Desa Selok Awar-Awar mendadak terkenal. Desa berpenduduk sekitar 8.500 jiwa (2010) yang berada di daerah pesisir selatan Kecamatan Pasirian, Kabupaten Lumajang, Jawa Timur, itu kini ramai diberitakan.
Adalah Salim alias Salim Kancil yang menjadikan desa yang kebanyakan penduduknya berprofesi sebagai petani itu menyedot perhatian media massa. Bermula dari Salim Kancil yang dibunuh dengan cara barbar.
Dia diculik dengan tangan diikat di hadapan anak belianya yang berusia 13 tahun oleh segerombolan preman tambang pasir, kemudian digelandang ke balai desa setempat sejauh dua kilometer dari rumahnya, lalu dianiaya beramai-ramai oleh puluhan penculik itu menggunakan senjata tajam maupun benda tumpul.

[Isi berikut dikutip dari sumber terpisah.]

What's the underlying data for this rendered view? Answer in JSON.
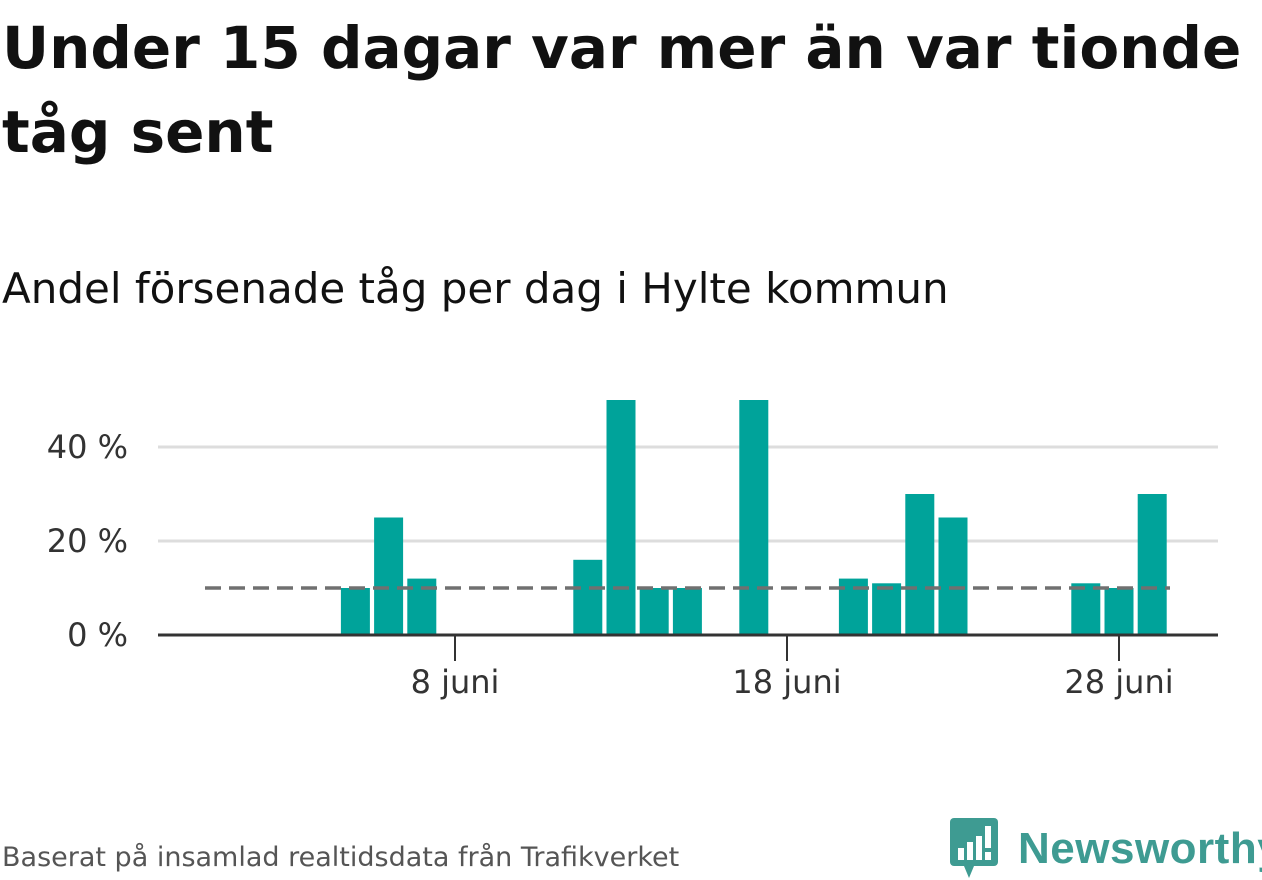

Hal yang menyedihkan, pengeroyokan itu dilakukan di halaman balai desa --simbol dari perpanjangan tangan pemerintahan daerah di tingkat paling bawah. Salim kemudian diseret ke daerah di dekat permakaman tak jauh dari balai desa, dipukuli beramai-ramai sekali lagi hingga Salim mengembuskan napas terakhirnya.
Salim merupakan pendiri Forum Komunikasi Masyarakat Peduli Desa Selok Awar-Awar. Forum ini dibentuk untuk melawan perusak lingkungan oleh para penambang pasir ilegal di pesisir Pantai Watu Pecak dan sekitarnya. Para penambang tersebut mengeruk pasir yang mengandung bijih besi itu di wilayah hutan lindung milik Perhutani. Mereka mengaku punya izin, tetapi bukan izin menambang pasir, melainkan izin pariwisata.
Namun, aksi pencurian pasir itu nyaris tak terbendung. Perlawanan warga dengan mudahnya mereka lumpuhkan.
Memang, penambangan pasir di daerah pesisir selatan sangat menggiurkan. Disebut-sebut, nilai transaksi bisnis pasir ini mencapai triliunan dalam sebulan. Pajak dari lalu-lalangnya truk pengangkut pasir saja Rp 2,1 miliar per bulan. Apakah uang pajak itu mengalir sepenuhnya ke kas daerah? Tentu kita berharap tidak ada uang yang merembes ke kantong pribadi-pribadi oknum tertentu.
Di luar persoalan bisnis haram ini, yang lebih mengkhawatirkan adalah kerusakan lingkungan. Bisa dilihat betapa bopeng-bopengnya kawasan wisata di pesisir selatan saat ini dibanding setahun lalu. Aktivitas penambangan pasir itu juga menyebabkan sarana jalan di wilayah tersebut rusak.
Dari sisi psikologis, aksi premanisme penambang pasir ilegal ini membuat warga ketakutan. Moral mereka dalam melawan penambang pasir menjadi jatuh. Dan memang itu yang menjadi target aksi teror penambang pasir.
Sebagai negara hukum, premanisme dan barbarianisme ini harus disetop. Tak hanya para pelaku penganiayaan Salim yang ditangkap, tetapi juga otak di balik bisnis ilegal yang berujung maut ini mesti dijatuhi sanksi berat. Perusakan lingkungan harus dihentikan.
Di era milenia saat ini, gerakan massa mendukung aksi Salim dan kawan-kawan melawan penambang pasir ilegal harus didukung penuh. Sokongan moral dari seluruh warga bangsa ini akan menggedor kesadaran publik bahwa ada persoalan serius dalam kasus pembunuhan Salim. Semoga tak ada kasus-kasus Salim lain di masa mendatang. Cukup Salim Kancil yang menjadi martir.